I have an OpenGL application that relies on fast texture uploads (it’s a video processing app).
My current solution is to use main thread with OpenGL context, map the PBO array and then upload to the mapped PBO buffers from the other thread. Then glTexSubImage2D from OpenGL thread to actually start using the textures.
Recently found this presentation:
There’s one more approach described - to use 2 threads with 2 shared OpenGL contexts. So basically we upload the texture in the “uploader” thread, set a fence, and check the fence on the other “consumer” thread to see if we can use the texture.
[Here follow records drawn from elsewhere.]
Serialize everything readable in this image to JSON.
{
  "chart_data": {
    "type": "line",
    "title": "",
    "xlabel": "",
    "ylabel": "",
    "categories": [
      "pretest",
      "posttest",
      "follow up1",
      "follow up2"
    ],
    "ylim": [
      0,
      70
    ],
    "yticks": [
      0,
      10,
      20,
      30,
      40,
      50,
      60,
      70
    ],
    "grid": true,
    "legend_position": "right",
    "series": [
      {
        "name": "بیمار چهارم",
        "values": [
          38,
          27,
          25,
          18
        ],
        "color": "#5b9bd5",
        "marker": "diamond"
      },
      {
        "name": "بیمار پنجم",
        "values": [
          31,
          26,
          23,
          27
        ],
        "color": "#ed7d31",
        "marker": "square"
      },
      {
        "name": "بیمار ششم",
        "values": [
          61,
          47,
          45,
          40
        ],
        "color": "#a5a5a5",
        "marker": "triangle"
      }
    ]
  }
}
My question is… what’s the point of PBO in the 2nd approach? We can upload directly from the CPU buffer, right? I mean, the only gain is that glTexSubImage2D returns immediately and the memory is uploaded asynchronously, but we still need to do memcpy to the pbo in the same thread… so from my tests there’s no difference really. Maybe I am missing something?
Good question. If your “upload thread” is just doing blocking GPU texture uploads, then there might not be any real advantage. Uploading to textures through PBOs is just a best practice. If you don’t do it, the driver will internally.
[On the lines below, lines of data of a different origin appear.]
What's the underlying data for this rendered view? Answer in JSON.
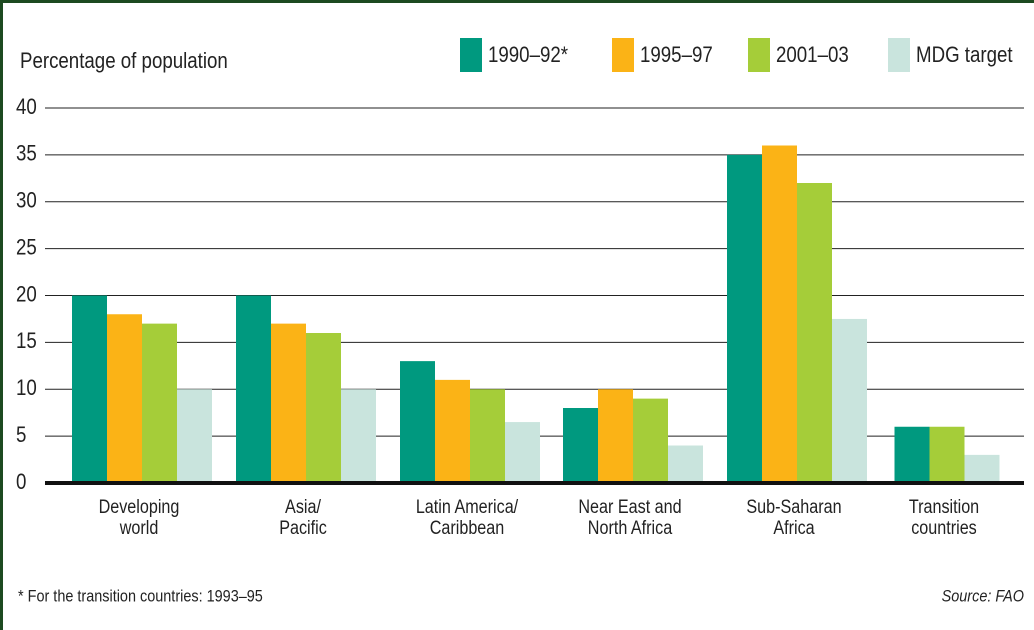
{
  "chart_data": {
    "type": "bar",
    "y_label": "Percentage of population",
    "categories": [
      "Developing\nworld",
      "Asia/\nPacific",
      "Latin America/\nCaribbean",
      "Near East and\nNorth Africa",
      "Sub-Saharan\nAfrica",
      "Transition\ncountries"
    ],
    "series": [
      {
        "name": "1990–92*",
        "color": "#00997f",
        "values": [
          20,
          20,
          13,
          8,
          35,
          6
        ]
      },
      {
        "name": "1995–97",
        "color": "#fbb316",
        "values": [
          18,
          17,
          11,
          10,
          36,
          null
        ]
      },
      {
        "name": "2001–03",
        "color": "#a5cd39",
        "values": [
          17,
          16,
          10,
          9,
          32,
          6
        ]
      },
      {
        "name": "MDG target",
        "color": "#c9e4dd",
        "values": [
          10,
          10,
          6.5,
          4,
          17.5,
          3
        ]
      }
    ],
    "ylim": [
      0,
      40
    ],
    "yticks": [
      0,
      5,
      10,
      15,
      20,
      25,
      30,
      35,
      40
    ],
    "grid": true,
    "footnote": "* For the transition countries: 1993–95",
    "source": "Source: FAO"
  }
}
Just trying to think whether there ever could be some advantage in this situation… PBOs (and buffer objects in general) are driver-controlled memory. Whereas your app CPU texel buffer is completely outside of driver control. There might be a minor transfer advantage with the former in some circumstances if the driver imposes some special alignment on the allocation or mapping of driver buffer object memory (at least the CPU image of it your app sees that is), giving it access to things like faster memcpy implementations or being able to stream the data directly into the hardware copy queue – things like that. But I’m reaching… I don’t know that this is the case for any GL driver out there.